2022.08.30 08:00
【NPT決裂】核の脅威排除へ立て直せ
核拡散防止条約(NPT)再検討会議は、全会一致でつくる最終文書を採択できずに閉幕した。前回2015年に続く決裂となった。ロシア1カ国が反対した。核脅威の排除を掲げるNPTは形骸化が進む。今回も役割を果たせず、存在意義が揺らいでしまった。
ウクライナ情勢を念頭に、核脅威は冷戦期以降で最も高まっている。最終文書案がこう指摘する状況だ。しかしロシアは、ウクライナ南部ザポロジエ原発の管理をウクライナに戻すよう促す記述などに異議を唱え、決裂が決定的になった。
最終案に至るまでの改定で、表現は後退を重ねた。ロシアを名指しした表現は削除している。また、核保有国に対して核の先制不使用政策を求める記述なども削除しながら、合意の形成を目指した。それにもかかわらず採択できなかったことで、核軍縮を求める非保有国の反発や落胆は大きい。
合意間近と思わせながら、最終場面で反対に転じたロシアは批判されて当然だ。ただ、前回がまとまらなかったのは米英が反対したためだった。米英仏中ロにのみ核保有を認めるNPTは不平等条約と言われる。保有国がエゴを振りかざせば、NPT体制は機能しなくなることを今回も見せつけた。

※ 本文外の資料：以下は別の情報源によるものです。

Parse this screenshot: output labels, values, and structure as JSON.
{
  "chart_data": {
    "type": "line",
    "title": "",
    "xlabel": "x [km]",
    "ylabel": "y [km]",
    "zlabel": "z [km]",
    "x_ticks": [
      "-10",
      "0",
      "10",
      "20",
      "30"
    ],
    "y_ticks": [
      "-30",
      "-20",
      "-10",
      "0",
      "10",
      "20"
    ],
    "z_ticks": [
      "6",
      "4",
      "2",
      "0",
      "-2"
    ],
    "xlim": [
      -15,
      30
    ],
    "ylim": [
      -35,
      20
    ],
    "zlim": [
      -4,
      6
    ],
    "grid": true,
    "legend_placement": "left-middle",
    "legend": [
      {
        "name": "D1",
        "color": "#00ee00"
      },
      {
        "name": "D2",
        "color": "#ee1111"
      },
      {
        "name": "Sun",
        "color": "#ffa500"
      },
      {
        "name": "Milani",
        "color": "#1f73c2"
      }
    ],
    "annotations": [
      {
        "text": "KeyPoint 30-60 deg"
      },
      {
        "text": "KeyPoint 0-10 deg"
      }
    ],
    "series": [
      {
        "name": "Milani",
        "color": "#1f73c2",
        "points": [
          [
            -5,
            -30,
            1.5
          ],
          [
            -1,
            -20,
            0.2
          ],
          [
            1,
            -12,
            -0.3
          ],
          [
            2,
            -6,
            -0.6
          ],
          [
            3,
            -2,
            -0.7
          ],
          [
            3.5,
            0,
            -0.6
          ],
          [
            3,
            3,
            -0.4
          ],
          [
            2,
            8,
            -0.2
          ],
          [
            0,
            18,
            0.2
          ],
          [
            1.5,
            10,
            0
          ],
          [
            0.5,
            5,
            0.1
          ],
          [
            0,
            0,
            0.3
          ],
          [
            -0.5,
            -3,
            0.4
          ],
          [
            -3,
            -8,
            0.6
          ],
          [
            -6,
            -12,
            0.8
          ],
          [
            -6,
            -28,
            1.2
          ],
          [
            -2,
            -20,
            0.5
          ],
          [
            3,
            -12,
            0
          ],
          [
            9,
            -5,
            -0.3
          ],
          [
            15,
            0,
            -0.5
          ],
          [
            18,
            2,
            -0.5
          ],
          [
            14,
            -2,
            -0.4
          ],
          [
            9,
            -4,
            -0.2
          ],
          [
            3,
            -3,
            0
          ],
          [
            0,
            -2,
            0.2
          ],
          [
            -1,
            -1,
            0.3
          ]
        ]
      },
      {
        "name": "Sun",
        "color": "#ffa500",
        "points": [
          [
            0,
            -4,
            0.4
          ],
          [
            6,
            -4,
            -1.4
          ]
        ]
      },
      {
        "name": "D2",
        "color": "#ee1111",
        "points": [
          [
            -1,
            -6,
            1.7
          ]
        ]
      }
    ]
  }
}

非保有国には、保有国が過去の会合での約束を満足に果たしていないことへの根強い不信感がある。これらが核軍縮への明確な道筋の設定を望む背景となっている。
こうしたいら立ちは非保有国を動かし、核兵器禁止条約につながった。この条約が発効して初めてのNPT会議だけに成果が求められたはずだが、2回連続の不採択となった。妥協を重ねてでも成果へとつなげたい思いは否定され、かえって意識の分断が鮮明になった。
核不拡散へ向けた保有国の具体的取り組みが停滞する一方、核開発競争は激しさを増している。低出力の小型核や核兵器の近代化など質的な核軍拡に歯止めはかからない。米ロの核弾頭数は約9割を占め、中国は質量両面で核戦力を強化する。
NPTは核廃絶への主導的な役割を果たせるのか、極めて厳しい視線が向けられる。NPT体制は危機に直面している。保有国が自国の優位性を揺るがせないだけの対応にとどまれば溝はさらに深まる。
「核なき世界」実現を理想に掲げる岸田文雄首相は、日本の首相として初めて会議に参加した。しかし演説では核禁止条約には触れず、批判の声が上がった。
首相は保有国と非保有国の「橋渡し役」に意欲を示すが、米国の「核の傘」の下でどのような構想で臨むのか。核廃絶への機運を高めるための首相の決意が響いてこないのが物足りない。